Suara yang tidak perlu diterjemahkan,
karena ia berbicara langsung pada hati yang pernah retak.
Suara itu bukan orang.
Bukan pelukan.
Tapi denting kayu dan tuts yang nyaris lapuk,
di ujung ruangan sepi yang berdebu.
Piano.
“The brown piano in the corner of my youth…”
Ia menyentuhnya dengan jari gemetar.
Seperti menyentuh luka lama yang tak pernah sepenuhnya sembuh.
Ada cinta di sana,
tapi juga rasa kehilangan
yang diam-diam tumbuh bersama waktu.
Aku menyaksikannya dari kejauhan,
saat ia menekan tuts pertama dengan hati-hati—
nada yang nyaris tak terdengar,
seperti suara kecil dari dalam dirinya yang telah lama ia bisukan.
“Even if I leave, you stay there…”
“You protected me from that time.”
Dulu, ia bermain piano untuk lari dari dunia.
Kini, ia kembali untuk menemukan dirinya sendiri.

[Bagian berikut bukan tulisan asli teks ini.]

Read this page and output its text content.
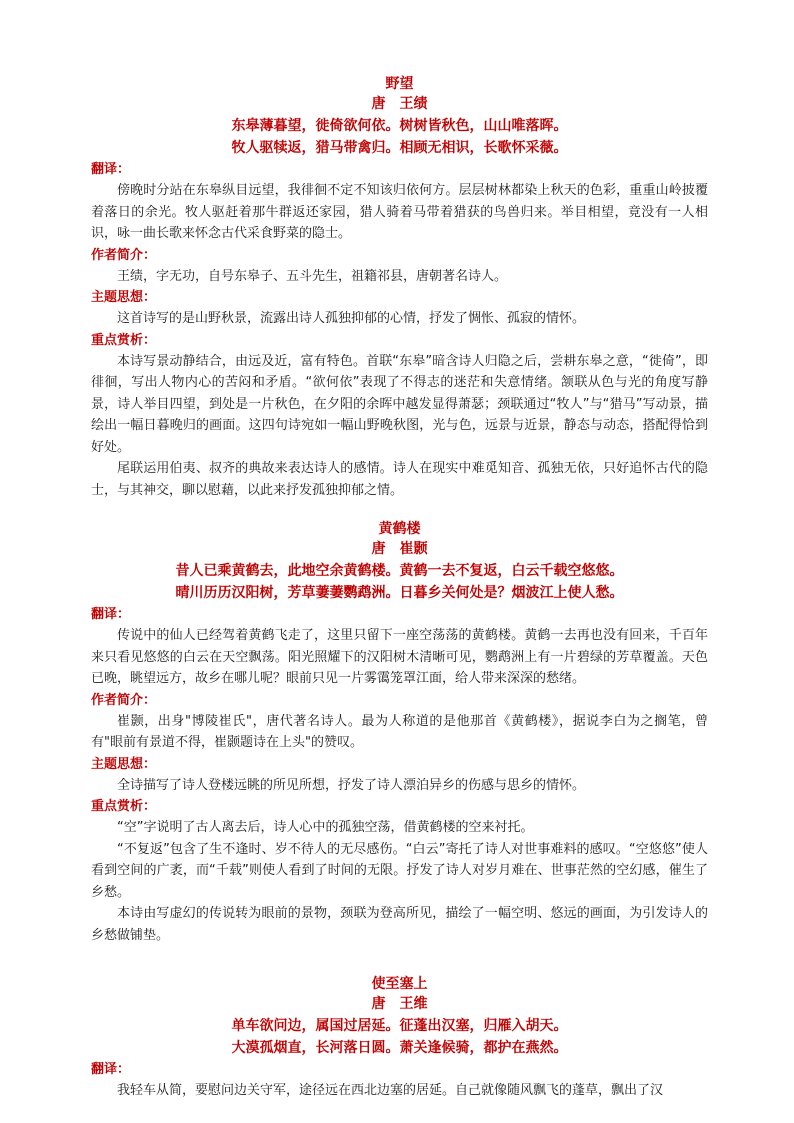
野望
唐 王绩
东皋薄暮望，徙倚欲何依。树树皆秋色，山山唯落晖。
牧人驱犊返，猎马带禽归。相顾无相识，长歌怀采薇。
翻译：

傍晚时分站在东皋纵目远望，我徘徊不定不知该归依何方。层层树林都染上秋天的色彩，重重山岭披覆着落日的余光。牧人驱赶着那牛群返还家园，猎人骑着马带着猎获的鸟兽归来。举目相望，竟没有一人相识，咏一曲长歌来怀念古代采食野菜的隐士。

作者简介：

王绩，字无功，自号东皋子、五斗先生，祖籍祁县，唐朝著名诗人。

主题思想：

这首诗写的是山野秋景，流露出诗人孤独抑郁的心情，抒发了惆怅、孤寂的情怀。

重点赏析：

本诗写景动静结合，由远及近，富有特色。首联“东皋”暗含诗人归隐之后，尝耕东皋之意，“徙倚”，即徘徊，写出人物内心的苦闷和矛盾。“欲何依”表现了不得志的迷茫和失意情绪。颔联从色与光的角度写静景，诗人举目四望，到处是一片秋色，在夕阳的余晖中越发显得萧瑟；颈联通过“牧人”与“猎马”写动景，描绘出一幅日暮晚归的画面。这四句诗宛如一幅山野晚秋图，光与色，远景与近景，静态与动态，搭配得恰到好处。

尾联运用伯夷、叔齐的典故来表达诗人的感情。诗人在现实中难觅知音、孤独无依，只好追怀古代的隐士，与其神交，聊以慰藉，以此来抒发孤独抑郁之情。

黄鹤楼
唐 崔颢
昔人已乘黄鹤去，此地空余黄鹤楼。黄鹤一去不复返，白云千载空悠悠。
晴川历历汉阳树，芳草萋萋鹦鹉洲。日暮乡关何处是？烟波江上使人愁。
翻译：

传说中的仙人已经驾着黄鹤飞走了，这里只留下一座空荡荡的黄鹤楼。黄鹤一去再也没有回来，千百年来只看见悠悠的白云在天空飘荡。阳光照耀下的汉阳树木清晰可见，鹦鹉洲上有一片碧绿的芳草覆盖。天色已晚，眺望远方，故乡在哪儿呢？眼前只见一片雾霭笼罩江面，给人带来深深的愁绪。

作者简介：

崔颢，出身"博陵崔氏"，唐代著名诗人。最为人称道的是他那首《黄鹤楼》，据说李白为之搁笔，曾有"眼前有景道不得，崔颢题诗在上头"的赞叹。

主题思想：

全诗描写了诗人登楼远眺的所见所想，抒发了诗人漂泊异乡的伤感与思乡的情怀。

重点赏析：

“空”字说明了古人离去后，诗人心中的孤独空荡，借黄鹤楼的空来衬托。

“不复返”包含了生不逢时、岁不待人的无尽感伤。“白云”寄托了诗人对世事难料的感叹。“空悠悠”使人看到空间的广袤，而“千载”则使人看到了时间的无限。抒发了诗人对岁月难在、世事茫然的空幻感，催生了乡愁。

本诗由写虚幻的传说转为眼前的景物，颈联为登高所见，描绘了一幅空明、悠远的画面，为引发诗人的乡愁做铺垫。

使至塞上
唐 王维
单车欲问边，属国过居延。征蓬出汉塞，归雁入胡天。
大漠孤烟直，长河落日圆。萧关逢候骑，都护在燕然。
翻译：

我轻车从简，要慰问边关守军，途径远在西北边塞的居延。自己就像随风飘飞的蓬草，飘出了汉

Dan ketika nada-nada itu mengalun,
aku melihat sesuatu yang belum pernah muncul di matanya sebelumnya:
kerinduan yang tulus.
Bukan pada masa lalu,
tapi pada versi dirinya
yang pernah bermimpi.
Ia pernah marah pada suara-suara dalam kepalanya.
Pernah menyalahkan hidup yang tak adil.
Pernah merasa bahwa semua ini sia-sia.
Tapi di hadapan piano itu,
ia tidak marah.
Ia hanya…
diam.
Dan damai.
“Even if I bloom and wither…”
“You’re still there, my first love.”
Malam itu,
aku, sang jendela, tidak memantulkan bayangannya seperti biasa.
Aku membiarkan cahaya bulan jatuh ke tuts piano,
menerangi jemari yang akhirnya berani bermain tanpa rasa takut.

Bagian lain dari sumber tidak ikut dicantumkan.